Companies do not invest abroad without reason. They do it because it is necessary in order to compete. Typically, their investments have the purpose of either promoting sales or outsourcing some of the company's activities. In both cases, it is a necessary step in order for the company to be competitive and grow. A country which fosters such activities will end up hosting companies that are strong international players whereas discouraging such activities will disadvantage local companies - not only in terms of international competition but also, indirectly, in terms of the competition with foreign players in the fight for local market shares.

Furthermore, since it might be strategically unsound for the company to move its core skills abroad, the company will typically be looking to outsource activities that are not knowledge-based and which are not high value-added. Consequently, a country looking to upgrade its economy - and hereby one implicitly understands an economy which is not struggling with high levels of unemployment - would be better served by encouraging such activities.

But what about imports? How can it possibly be in the national interest to promote importation?

First of all, we have to acknowledge the fact that in an open economy consumption is not import-driven. Consumers do not have more money to spend just because there are more goods available or because these goods are available at a lower price. But if local companies - through the right contacts and information - are able to "buy better" and more intelligently, the country will be able to buy more products or better products with the same money and companies relying on imports for production will be able to make cheaper or better products. Therefore, reducing the transaction cost through cheaper imports will ultimately contribute to increasing the nations' wealth and make local companies more competitive - at home as well as abroad.

Only in the case where such imports substitute locally-manufactured products could there be negative repercussions of such a move. However, in the case of Malta, examples of this are few and, besides, not supporting internationalisation on the basis of such an argument is in effect "protectionism by default" - keeping alive unsustainable business sectors at the expense of the economy as a whole.

History has shown us that protecting industries from international competition only weakens them whereas early exposure to international competition strengthens sectors and lays the cornerstones for the development of centres of excellence.

Finally, several studies of European SMEs have shown that a company's propensity to export increases when the company is engaged in imports. So there is every reason to believe that the company which starts its international activities by importing will go on to internationalise in other areas as well.

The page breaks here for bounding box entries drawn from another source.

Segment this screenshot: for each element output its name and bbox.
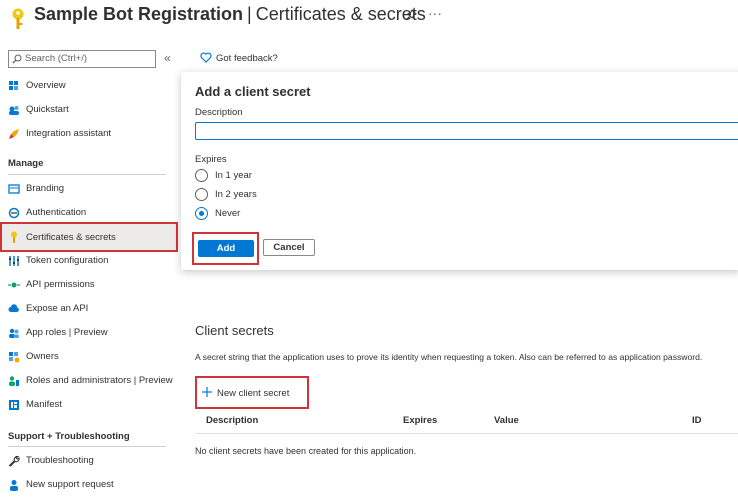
add-button-highlight: Add — [192, 232, 259, 265]
client-secrets-heading: Client secrets — [195, 323, 274, 338]
panel-title: Add a client secret — [195, 84, 311, 99]
owners-icon — [9, 352, 20, 363]
page-title: Sample Bot Registration | Certificates & s… — [34, 4, 426, 25]
collapse-sidebar-icon[interactable]: « — [164, 51, 171, 65]
cloud-icon — [8, 304, 19, 312]
rocket-icon — [9, 129, 19, 139]
empty-table-message: No client secrets have been created for … — [195, 446, 417, 456]
sidebar-item-manifest[interactable]: Manifest — [0, 393, 178, 417]
search-input[interactable]: Search (Ctrl+/) — [8, 50, 156, 68]
authentication-icon — [8, 207, 20, 219]
search-placeholder: Search (Ctrl+/) — [25, 53, 88, 64]
sidebar-item-app-roles[interactable]: App roles | Preview — [0, 321, 178, 345]
sidebar-item-owners[interactable]: Owners — [0, 345, 178, 369]
column-header-description[interactable]: Description — [206, 415, 258, 426]
column-header-expires[interactable]: Expires — [403, 415, 437, 426]
support-heading: Support + Troubleshooting — [8, 431, 130, 442]
branding-icon — [8, 184, 20, 194]
wrench-icon — [8, 455, 20, 467]
expires-option-1-year[interactable]: In 1 year — [195, 168, 295, 184]
radio-circle-selected[interactable] — [195, 207, 208, 220]
sidebar-item-token-configuration[interactable]: Token configuration — [0, 249, 178, 273]
sidebar-item-certificates-secrets[interactable]: Certificates & secrets — [0, 222, 178, 252]
radio-circle[interactable] — [195, 169, 208, 182]
new-client-secret-highlight: New client secret — [195, 376, 309, 409]
sidebar-item-new-support-request[interactable]: New support request — [0, 473, 178, 497]
manage-heading: Manage — [8, 158, 44, 169]
table-header-divider — [195, 433, 738, 434]
manage-divider — [8, 174, 166, 175]
support-person-icon — [10, 480, 18, 491]
api-permissions-icon — [8, 282, 20, 288]
app-roles-icon — [9, 328, 19, 338]
title-separator: | — [247, 4, 252, 24]
description-label: Description — [195, 107, 243, 118]
roles-admin-icon — [9, 376, 19, 386]
pin-icon[interactable] — [405, 9, 417, 21]
expires-label: Expires — [195, 154, 227, 165]
description-input[interactable] — [195, 122, 738, 140]
new-client-secret-button[interactable]: New client secret — [202, 387, 289, 399]
sidebar-item-integration-assistant[interactable]: Integration assistant — [0, 122, 178, 146]
sidebar-item-quickstart[interactable]: Quickstart — [0, 98, 178, 122]
key-icon — [12, 8, 24, 29]
search-icon — [12, 54, 22, 64]
feedback-label: Got feedback? — [216, 53, 278, 64]
cancel-button[interactable]: Cancel — [263, 239, 315, 256]
heart-icon — [200, 52, 212, 63]
plus-icon — [202, 387, 212, 397]
feedback-link[interactable]: Got feedback? — [200, 52, 278, 64]
add-client-secret-panel: Add a client secret Description Expires … — [181, 72, 738, 270]
manifest-icon — [9, 400, 19, 410]
page-name: Certificates & secrets — [255, 4, 426, 24]
new-client-secret-label: New client secret — [217, 388, 290, 399]
add-button[interactable]: Add — [198, 240, 254, 257]
token-icon — [9, 256, 19, 266]
sidebar-item-overview[interactable]: Overview — [0, 74, 178, 98]
sidebar-item-branding[interactable]: Branding — [0, 177, 178, 201]
sidebar-item-roles-administrators[interactable]: Roles and administrators | Preview — [0, 369, 178, 393]
expires-option-2-years[interactable]: In 2 years — [195, 187, 295, 203]
column-header-id[interactable]: ID — [692, 415, 702, 426]
grid-icon — [9, 81, 18, 90]
sidebar: Search (Ctrl+/) « Overview Quickstart In… — [0, 44, 182, 497]
expires-option-never[interactable]: Never — [195, 206, 295, 222]
key-icon — [11, 231, 17, 243]
support-divider — [8, 446, 166, 447]
column-header-value[interactable]: Value — [494, 415, 519, 426]
client-secrets-description: A secret string that the application use… — [195, 352, 703, 362]
page-header: Sample Bot Registration | Certificates & s… — [0, 0, 738, 36]
cloud-people-icon — [9, 106, 19, 115]
radio-circle[interactable] — [195, 188, 208, 201]
sidebar-item-expose-api[interactable]: Expose an API — [0, 297, 178, 321]
more-icon[interactable]: ··· — [428, 5, 442, 21]
sidebar-item-api-permissions[interactable]: API permissions — [0, 273, 178, 297]
sidebar-item-troubleshooting[interactable]: Troubleshooting — [0, 449, 178, 473]
app-name: Sample Bot Registration — [34, 4, 244, 24]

Nowadays, we often see the term "internationalisation" used rather than the more narrow description "international trade and investment". As the tertiary sector has overtaken the secondary sector as the most important in the economies of the developed world, import and export of goods and services are no longer the only activities in international trade. Furthermore, internet and globalisation mean that the international activities of companies are too complex to be encompassed by the term "trade and investment". This means it can be very difficult to distinguish import, export, inward FDI, outward FDI, outward knowledge transfer and inward knowledge transfer.

In this day and age we are talking about what has been termed a "born global" but the demarcation lines between internationalisation activities are becoming blurred in more traditional industries too. This is another reason for not trying to distinguish between different internationalisation activities because these become so intertwined that they are impossible to separate.

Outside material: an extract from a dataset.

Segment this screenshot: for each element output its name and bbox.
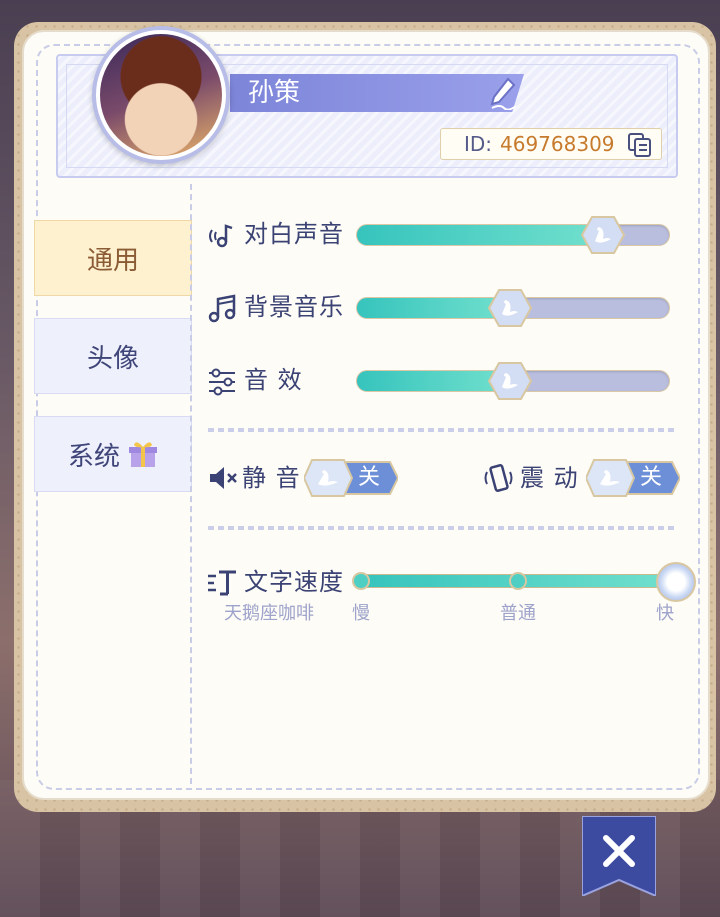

In conclusion, the case for trying to be selective in internationalisation support simply does not hold water. Once a country has decided to be part of an open economy, committed to reducing trade barriers, it would do well to simultaneously reduce transaction costs (such as taxes, port-charges and red tape) and encourage all types of internationalisation because doing otherwise would be counter productive in the long run.

Mr Tabone is president of the Malta Chamber of Commerce and Enterprise.